On 2015-03-04 07:16 AM, Reincke, Karsten wrote:
Now, I am indeed sure that all important open source licenses including the LGPL-v2 allow reverse engineering only in case of distributing statically linked programs. Moreover: I am definitely sure, that none of these open source licenses requires to allow reverse engineering in case of distributing dynamically linkable programs and that particularly even the LGPL-v2 does not require reverse engineering in case of distributing dynamically linkable programs.

I don't understand where you're coming from. For the sake of argument, let's say that the above holds, and LGPL v2 allows reverse engineering. Cui bono? Who benefits?
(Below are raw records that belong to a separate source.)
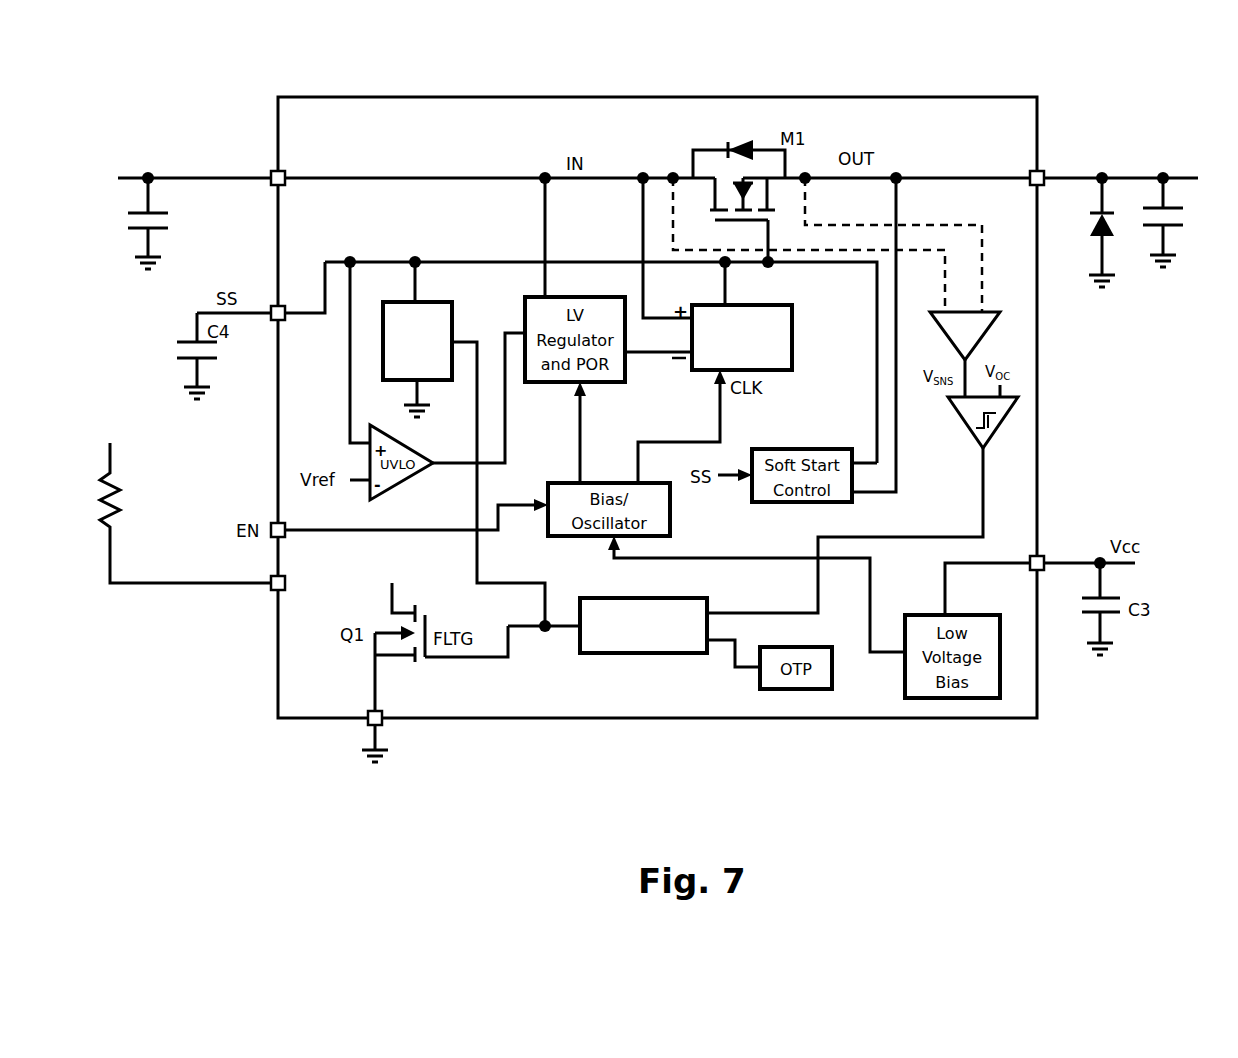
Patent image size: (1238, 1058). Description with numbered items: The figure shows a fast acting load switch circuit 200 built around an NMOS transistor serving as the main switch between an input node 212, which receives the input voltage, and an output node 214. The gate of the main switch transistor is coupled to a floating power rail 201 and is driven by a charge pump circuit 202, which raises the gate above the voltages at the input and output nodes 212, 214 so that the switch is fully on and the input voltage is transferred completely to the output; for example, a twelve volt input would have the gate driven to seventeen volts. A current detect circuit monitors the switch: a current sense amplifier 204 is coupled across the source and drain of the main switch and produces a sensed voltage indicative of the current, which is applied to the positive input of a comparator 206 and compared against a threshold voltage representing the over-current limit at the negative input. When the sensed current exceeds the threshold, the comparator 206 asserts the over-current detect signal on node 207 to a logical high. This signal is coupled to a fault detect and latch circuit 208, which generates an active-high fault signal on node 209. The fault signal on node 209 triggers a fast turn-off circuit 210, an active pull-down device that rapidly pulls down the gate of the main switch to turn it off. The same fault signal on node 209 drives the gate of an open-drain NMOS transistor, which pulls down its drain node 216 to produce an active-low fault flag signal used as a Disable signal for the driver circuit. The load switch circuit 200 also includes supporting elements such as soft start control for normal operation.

The fast acting load switch circuit 200 is at (985, 97).
The floating power rail 201 is at (464, 260).
The charge pump circuit 202 is at (792, 340).
The current sense amplifier 204 is at (992, 337).
The comparator 206 is at (970, 430).
The over-current detect (OCD) signal node 207 is at (983, 500).
The fault detect and latch circuit 208 is at (640, 654).
The fault signal node 209 is at (477, 483).
The fast turn-off circuit 210 is at (452, 322).
The input node 212 is at (205, 175).
The output node 214 is at (1142, 177).
The drain node 216 is at (168, 582).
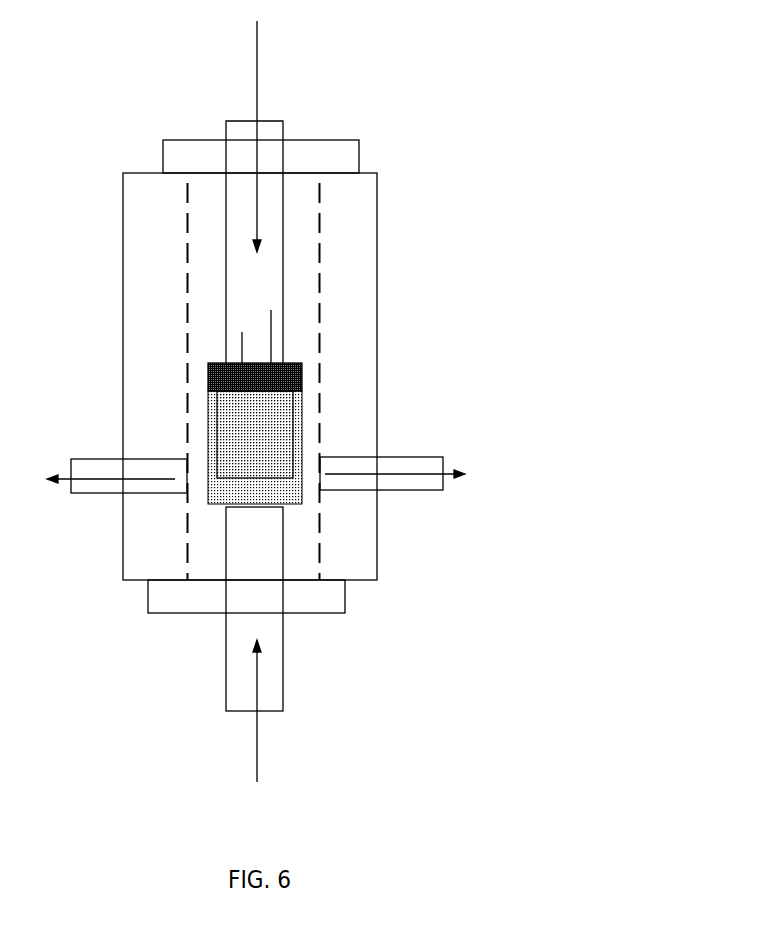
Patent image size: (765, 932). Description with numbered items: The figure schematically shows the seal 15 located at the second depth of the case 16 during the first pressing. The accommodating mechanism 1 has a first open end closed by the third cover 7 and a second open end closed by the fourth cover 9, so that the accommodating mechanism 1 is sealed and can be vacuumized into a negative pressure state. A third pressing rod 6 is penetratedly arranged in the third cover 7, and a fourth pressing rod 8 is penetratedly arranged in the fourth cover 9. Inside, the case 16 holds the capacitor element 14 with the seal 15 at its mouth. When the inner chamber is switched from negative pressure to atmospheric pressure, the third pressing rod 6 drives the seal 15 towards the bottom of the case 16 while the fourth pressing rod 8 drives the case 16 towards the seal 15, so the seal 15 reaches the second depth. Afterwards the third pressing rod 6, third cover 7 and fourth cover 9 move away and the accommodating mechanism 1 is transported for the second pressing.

"...companies are not able to protect these ‘private’ programs against revealing the embedded business relevant secrets..."

So, if the company doesn't link to LGPL'ed software, then they're protected from having their binary reverse engineered?
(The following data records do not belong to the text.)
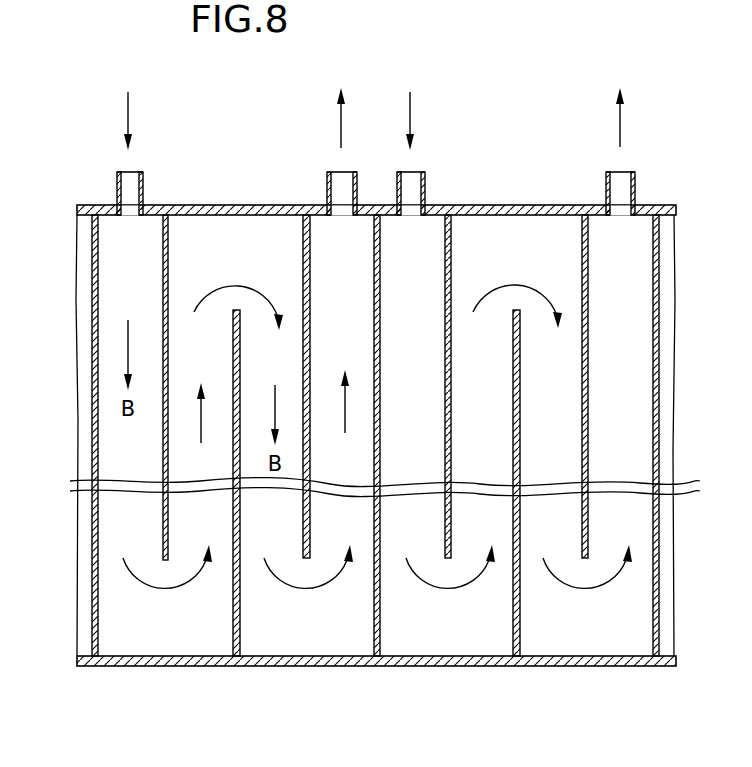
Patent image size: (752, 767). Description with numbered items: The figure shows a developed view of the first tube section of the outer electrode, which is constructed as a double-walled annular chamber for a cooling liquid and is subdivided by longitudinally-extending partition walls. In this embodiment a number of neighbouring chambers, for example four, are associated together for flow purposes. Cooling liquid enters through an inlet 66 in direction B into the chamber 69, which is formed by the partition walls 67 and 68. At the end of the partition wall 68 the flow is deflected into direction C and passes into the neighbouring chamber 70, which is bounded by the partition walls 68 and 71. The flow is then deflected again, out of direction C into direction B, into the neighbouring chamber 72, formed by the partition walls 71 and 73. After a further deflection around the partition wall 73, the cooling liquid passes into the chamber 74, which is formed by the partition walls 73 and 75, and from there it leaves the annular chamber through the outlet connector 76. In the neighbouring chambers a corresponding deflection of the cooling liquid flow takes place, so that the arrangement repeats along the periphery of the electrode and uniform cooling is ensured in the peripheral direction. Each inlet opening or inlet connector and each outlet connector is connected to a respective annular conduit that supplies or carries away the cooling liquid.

The inlet 66 is at (117, 192).
The partition wall 67 is at (92, 282).
The partition wall 68 is at (168, 247).
The chamber 69 is at (108, 443).
The neighbouring chamber 70 is at (183, 342).
The partition wall 71 is at (233, 633).
The neighbouring chamber 72 is at (310, 526).
The partition wall 73 is at (303, 245).
The chamber 74 is at (358, 423).
The partition wall 75 is at (374, 630).
The outlet connector 76 is at (327, 188).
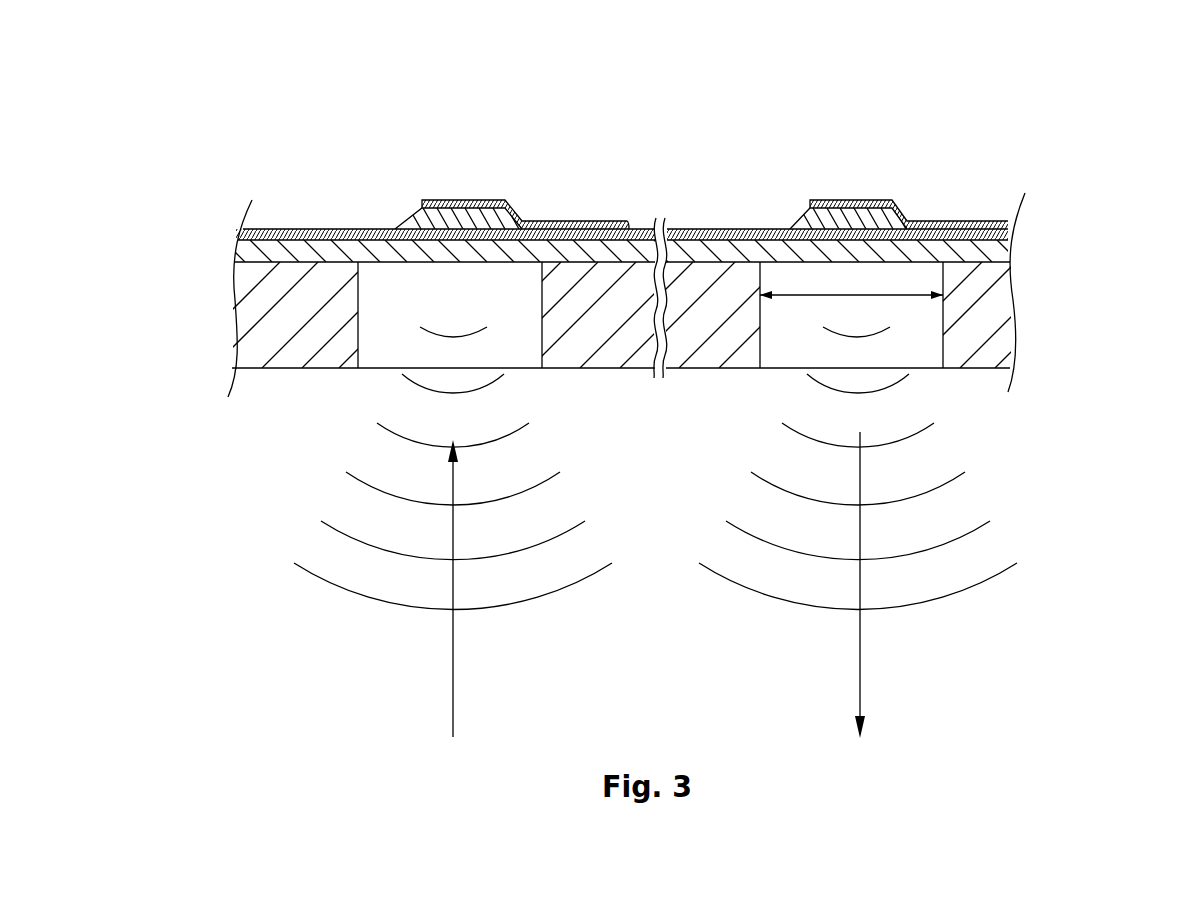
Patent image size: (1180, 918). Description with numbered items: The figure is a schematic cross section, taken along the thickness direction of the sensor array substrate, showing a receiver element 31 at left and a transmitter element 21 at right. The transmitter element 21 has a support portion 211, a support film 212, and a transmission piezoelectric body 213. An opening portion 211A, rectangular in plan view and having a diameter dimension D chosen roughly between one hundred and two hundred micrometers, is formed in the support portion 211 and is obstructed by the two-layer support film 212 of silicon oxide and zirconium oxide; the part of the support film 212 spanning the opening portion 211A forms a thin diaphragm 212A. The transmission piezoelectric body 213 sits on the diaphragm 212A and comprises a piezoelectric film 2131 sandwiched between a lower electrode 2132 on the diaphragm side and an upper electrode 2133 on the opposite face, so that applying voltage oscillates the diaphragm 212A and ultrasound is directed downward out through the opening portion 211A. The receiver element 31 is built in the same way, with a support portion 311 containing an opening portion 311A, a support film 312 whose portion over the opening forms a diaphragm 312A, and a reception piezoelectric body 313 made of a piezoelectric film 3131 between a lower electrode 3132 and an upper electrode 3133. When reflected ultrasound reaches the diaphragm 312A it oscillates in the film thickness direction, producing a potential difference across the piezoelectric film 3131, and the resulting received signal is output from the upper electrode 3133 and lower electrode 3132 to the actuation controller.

The receiver element 31 is at (455, 95).
The transmitter element 21 is at (808, 95).
The support portion 311 is at (247, 327).
The opening portion 311A is at (360, 350).
The support film 312 is at (242, 257).
The diaphragm 312A is at (514, 333).
The reception piezoelectric body 313 is at (337, 80).
The piezoelectric film 3131 is at (477, 200).
The lower electrode 3132 is at (356, 229).
The upper electrode 3133 is at (444, 205).
The support portion 211 is at (1010, 343).
The opening portion 211A is at (943, 350).
The support film 212 is at (1000, 245).
The diaphragm 212A is at (783, 345).
The transmission piezoelectric body 213 is at (976, 78).
The piezoelectric film 2131 is at (842, 200).
The lower electrode 2132 is at (962, 221).
The upper electrode 2133 is at (870, 205).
I suppose the competitors of the original company would benefit from such a scenario, provided they wanted to reverse engineer the first companies software. For the sake of argument, this is being accepted as fact.

How does *not* linking against LGPL'ed libraries *protect* the company from having their product reverse engineered? Surely some software, sometimes, gets reverse engineered -- legally. By what mechanism would *avoiding* LGPL'ed libraries prevent reverse engineering?

Please consider carefully your usage of requires versus allows. I think the language barrier isn't helping, but I see now where you're coming from, or at least what your concern is. Again, what is the mechanism by which *properietary* software *prevents* reverse engineering?